We learned that Android Studio is a tool that simplifies Android development and uses the JDK to allow us to write and build Java programs. There are other tools you can use instead of Android Studio. There are pros and cons in them all. For example, another extremely popular option is Eclipse. And as with so many things in programming, a strong argument can be made as to why you should use Eclipse instead of Android Studio. I use both, but what I hope you will love about Android Studio are the following elements:
It is a very neat and, despite still being under development, a very refined and clean interface.
It is much easier to get started compared to Eclipse because several Android tools that would otherwise need to be installed separately are already included in the package.
If you want to use Eclipse, that's fine; all of the code in this book will work. However, some the keyboard shortcuts and user interface buttons will obviously be different. If you do not have Eclipse installed already and have no prior experience with Eclipse, then I even more strongly recommend you to go ahead with Android Studio.
So without any delay, let's get Android Studio installed and then we can begin our first game project. To do this, let's visit https://developer.android.com/sdk/installing/studio.html.
Click on the button labeled Download Android Studio to start the Android studio download. This will take you to another web page with a very similar-looking button to the one you just clicked on.
Accept the license by checking in the checkbox, commence the download by clicking on the button labeled Download Android Studio for Windows, and wait for the download to complete. The exact text on the button will probably vary depending on the current latest version.
In the folder in which you just downloaded Android Studio, right-click on the
android-studio-bundle-135.12465-windows.exefile and click on Run as administrator. The end of your filename will vary depending upon the version of Android Studio and your operating system.
When asked if you want to Allow the following program from an unknown publisher to make changes to your computer, click on Yes. On the next screen, click on Next.
On the screen shown in the following screenshot, you can choose which users of your PC can use Android Studio. Choose whatever is right for you as all options will work, and then click on Next:
In the next dialog, leave the default settings and then click on Next.
Then on the Choose start menu folder dialog box, leave the defaults and click on Install.
On the Installation complete dialog, click on Finish to run Android Studio for the first time.

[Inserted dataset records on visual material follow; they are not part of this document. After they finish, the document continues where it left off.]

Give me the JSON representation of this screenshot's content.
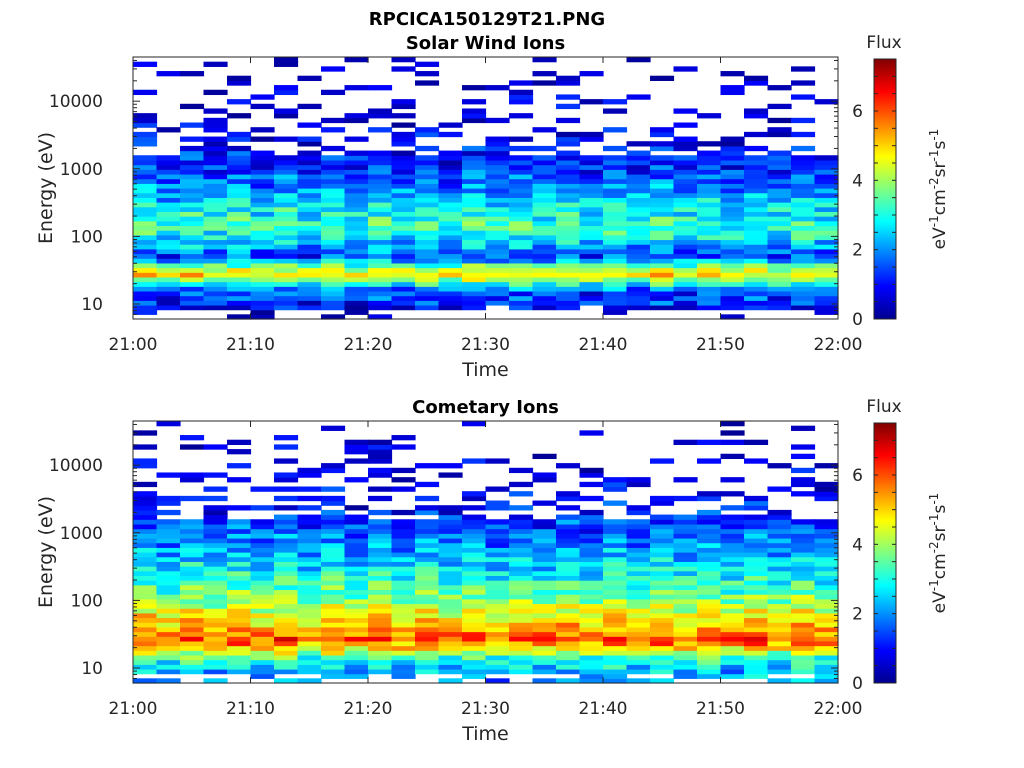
{
  "figure": {
    "title": "RPCICA150129T21.PNG"
  },
  "chart_data": [
    {
      "type": "heatmap",
      "title": "Solar Wind Ions",
      "xlabel": "Time",
      "ylabel": "Energy (eV)",
      "x_range": [
        "21:00",
        "22:00"
      ],
      "x_ticks": [
        "21:00",
        "21:10",
        "21:20",
        "21:30",
        "21:40",
        "21:50",
        "22:00"
      ],
      "y_scale": "log",
      "y_range": [
        6,
        45000
      ],
      "y_ticks": [
        10,
        100,
        1000,
        10000
      ],
      "y_tick_labels": [
        "10",
        "100",
        "1000",
        "10000"
      ],
      "colorbar": {
        "title": "Flux",
        "label": "eV-1cm-2sr-1s-1",
        "range": [
          0,
          7.5
        ],
        "ticks": [
          0,
          2,
          4,
          6
        ],
        "tick_labels": [
          "0",
          "2",
          "4",
          "6"
        ],
        "colormap": "jet"
      },
      "time_bins": 30,
      "profile": [
        {
          "energy": 7,
          "flux": 0.2
        },
        {
          "energy": 10,
          "flux": 1.4
        },
        {
          "energy": 16,
          "flux": 1.6
        },
        {
          "energy": 21,
          "flux": 3.6
        },
        {
          "energy": 28,
          "flux": 5.0
        },
        {
          "energy": 35,
          "flux": 4.0
        },
        {
          "energy": 50,
          "flux": 1.6
        },
        {
          "energy": 80,
          "flux": 2.6
        },
        {
          "energy": 130,
          "flux": 3.4
        },
        {
          "energy": 250,
          "flux": 3.0
        },
        {
          "energy": 500,
          "flux": 2.2
        },
        {
          "energy": 1000,
          "flux": 1.5
        },
        {
          "energy": 2000,
          "flux": 1.1
        },
        {
          "energy": 5000,
          "flux": 0.6
        },
        {
          "energy": 45000,
          "flux": 0.3
        }
      ]
    },
    {
      "type": "heatmap",
      "title": "Cometary Ions",
      "xlabel": "Time",
      "ylabel": "Energy (eV)",
      "x_range": [
        "21:00",
        "22:00"
      ],
      "x_ticks": [
        "21:00",
        "21:10",
        "21:20",
        "21:30",
        "21:40",
        "21:50",
        "22:00"
      ],
      "y_scale": "log",
      "y_range": [
        6,
        45000
      ],
      "y_ticks": [
        10,
        100,
        1000,
        10000
      ],
      "y_tick_labels": [
        "10",
        "100",
        "1000",
        "10000"
      ],
      "colorbar": {
        "title": "Flux",
        "label": "eV-1cm-2sr-1s-1",
        "range": [
          0,
          7.5
        ],
        "ticks": [
          0,
          2,
          4,
          6
        ],
        "tick_labels": [
          "0",
          "2",
          "4",
          "6"
        ],
        "colormap": "jet"
      },
      "time_bins": 30,
      "profile": [
        {
          "energy": 7,
          "flux": 2.2
        },
        {
          "energy": 10,
          "flux": 2.6
        },
        {
          "energy": 15,
          "flux": 3.6
        },
        {
          "energy": 20,
          "flux": 5.2
        },
        {
          "energy": 27,
          "flux": 6.2
        },
        {
          "energy": 40,
          "flux": 5.4
        },
        {
          "energy": 70,
          "flux": 4.6
        },
        {
          "energy": 120,
          "flux": 3.8
        },
        {
          "energy": 250,
          "flux": 3.0
        },
        {
          "energy": 500,
          "flux": 2.4
        },
        {
          "energy": 1000,
          "flux": 1.8
        },
        {
          "energy": 2500,
          "flux": 1.2
        },
        {
          "energy": 6000,
          "flux": 0.7
        },
        {
          "energy": 45000,
          "flux": 0.3
        }
      ]
    }
  ]
}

The next dialog is for users who have already used Android Studio, so assuming you are a first time user, select the I do not have a previous version of Android Studio or I do not want to import my settings checkbox, and then click on OK:
That was the last piece of software we needed. The simple nine-step process we just went through has actually set up a whole range of Android tools that we will begin to use in the next chapter.

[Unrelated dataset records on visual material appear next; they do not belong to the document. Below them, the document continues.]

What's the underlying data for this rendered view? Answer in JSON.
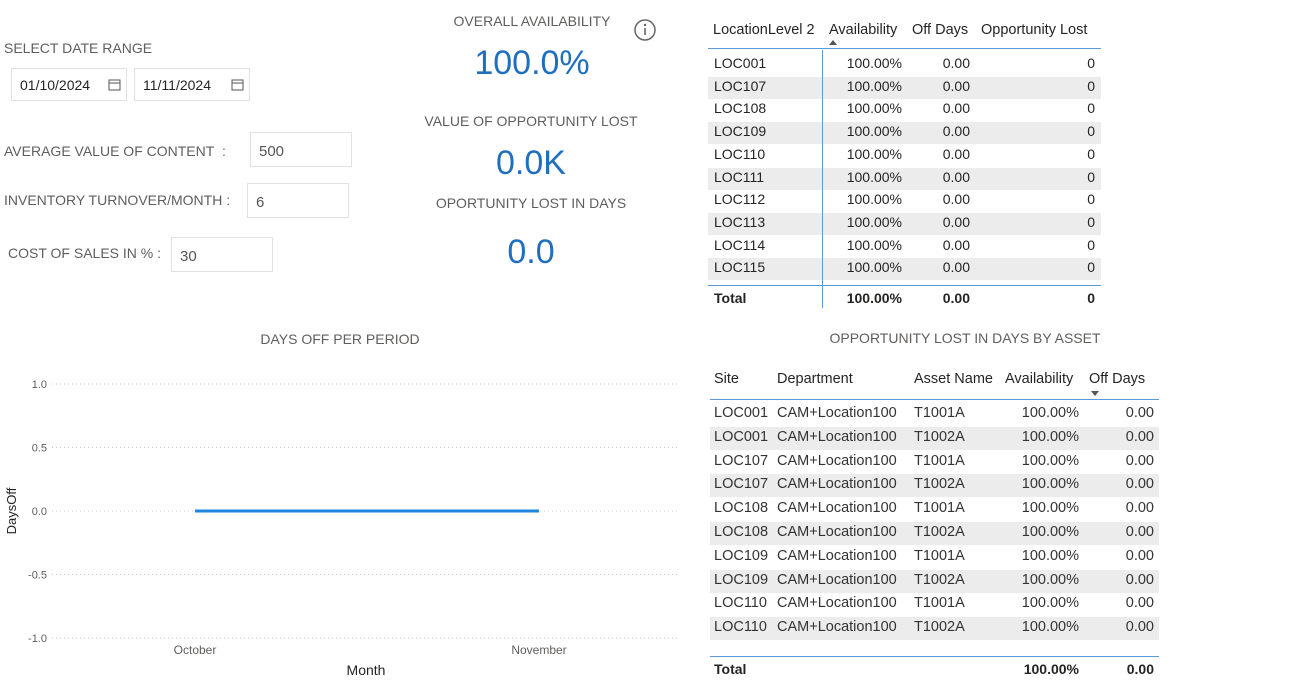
{
  "filters": {
    "date_label": "SELECT DATE RANGE",
    "start_date": "01/10/2024",
    "end_date": "11/11/2024",
    "inputs": [
      {
        "label": "AVERAGE VALUE OF CONTENT",
        "separator": ":",
        "value": 500
      },
      {
        "label": "INVENTORY TURNOVER/MONTH :",
        "value": 6
      },
      {
        "label": "COST OF SALES IN % :",
        "value": 30
      }
    ]
  },
  "kpis": [
    {
      "title": "OVERALL AVAILABILITY",
      "value": "100.0%"
    },
    {
      "title": "VALUE OF OPPORTUNITY LOST",
      "value": "0.0K"
    },
    {
      "title": "OPORTUNITY LOST IN DAYS",
      "value": "0.0"
    }
  ],
  "location_table": {
    "columns": [
      "LocationLevel 2",
      "Availability",
      "Off Days",
      "Opportunity Lost"
    ],
    "rows": [
      [
        "LOC001",
        "100.00%",
        "0.00",
        "0"
      ],
      [
        "LOC107",
        "100.00%",
        "0.00",
        "0"
      ],
      [
        "LOC108",
        "100.00%",
        "0.00",
        "0"
      ],
      [
        "LOC109",
        "100.00%",
        "0.00",
        "0"
      ],
      [
        "LOC110",
        "100.00%",
        "0.00",
        "0"
      ],
      [
        "LOC111",
        "100.00%",
        "0.00",
        "0"
      ],
      [
        "LOC112",
        "100.00%",
        "0.00",
        "0"
      ],
      [
        "LOC113",
        "100.00%",
        "0.00",
        "0"
      ],
      [
        "LOC114",
        "100.00%",
        "0.00",
        "0"
      ],
      [
        "LOC115",
        "100.00%",
        "0.00",
        "0"
      ]
    ],
    "total": [
      "Total",
      "100.00%",
      "0.00",
      "0"
    ]
  },
  "asset_table": {
    "title": "OPPORTUNITY LOST IN DAYS BY ASSET",
    "columns": [
      "Site",
      "Department",
      "Asset Name",
      "Availability",
      "Off Days"
    ],
    "rows": [
      [
        "LOC001",
        "CAM+Location100",
        "T1001A",
        "100.00%",
        "0.00"
      ],
      [
        "LOC001",
        "CAM+Location100",
        "T1002A",
        "100.00%",
        "0.00"
      ],
      [
        "LOC107",
        "CAM+Location100",
        "T1001A",
        "100.00%",
        "0.00"
      ],
      [
        "LOC107",
        "CAM+Location100",
        "T1002A",
        "100.00%",
        "0.00"
      ],
      [
        "LOC108",
        "CAM+Location100",
        "T1001A",
        "100.00%",
        "0.00"
      ],
      [
        "LOC108",
        "CAM+Location100",
        "T1002A",
        "100.00%",
        "0.00"
      ],
      [
        "LOC109",
        "CAM+Location100",
        "T1001A",
        "100.00%",
        "0.00"
      ],
      [
        "LOC109",
        "CAM+Location100",
        "T1002A",
        "100.00%",
        "0.00"
      ],
      [
        "LOC110",
        "CAM+Location100",
        "T1001A",
        "100.00%",
        "0.00"
      ],
      [
        "LOC110",
        "CAM+Location100",
        "T1002A",
        "100.00%",
        "0.00"
      ]
    ],
    "total": {
      "label": "Total",
      "availability": "100.00%",
      "off_days": "0.00"
    }
  },
  "chart_data": {
    "type": "line",
    "title": "DAYS OFF PER PERIOD",
    "x_label": "Month",
    "y_label": "DaysOff",
    "categories": [
      "October",
      "November"
    ],
    "series": [
      {
        "name": "DaysOff",
        "color": "#1f85de",
        "values": [
          0,
          0
        ]
      }
    ],
    "ylim": [
      -1,
      1
    ],
    "yticks": [
      {
        "value": -1,
        "label": "-1.0"
      },
      {
        "value": -0.5,
        "label": "-0.5"
      },
      {
        "value": 0,
        "label": "0.0"
      },
      {
        "value": 0.5,
        "label": "0.5"
      },
      {
        "value": 1,
        "label": "1.0"
      }
    ],
    "grid": true
  }
}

We discussed why games, Java, and Android are not only extremely exciting but also arguably the best way to learn to program. This is because games can be an extremely motivating subject matter and Java and Android have enormous strengths with regards to popularity and longevity, and are open to all of us to use for free.
We also set up the Java development kit and installed Android Studio, getting ready for the next chapter where we will actually create a part of a working game and take our first look at some Java code.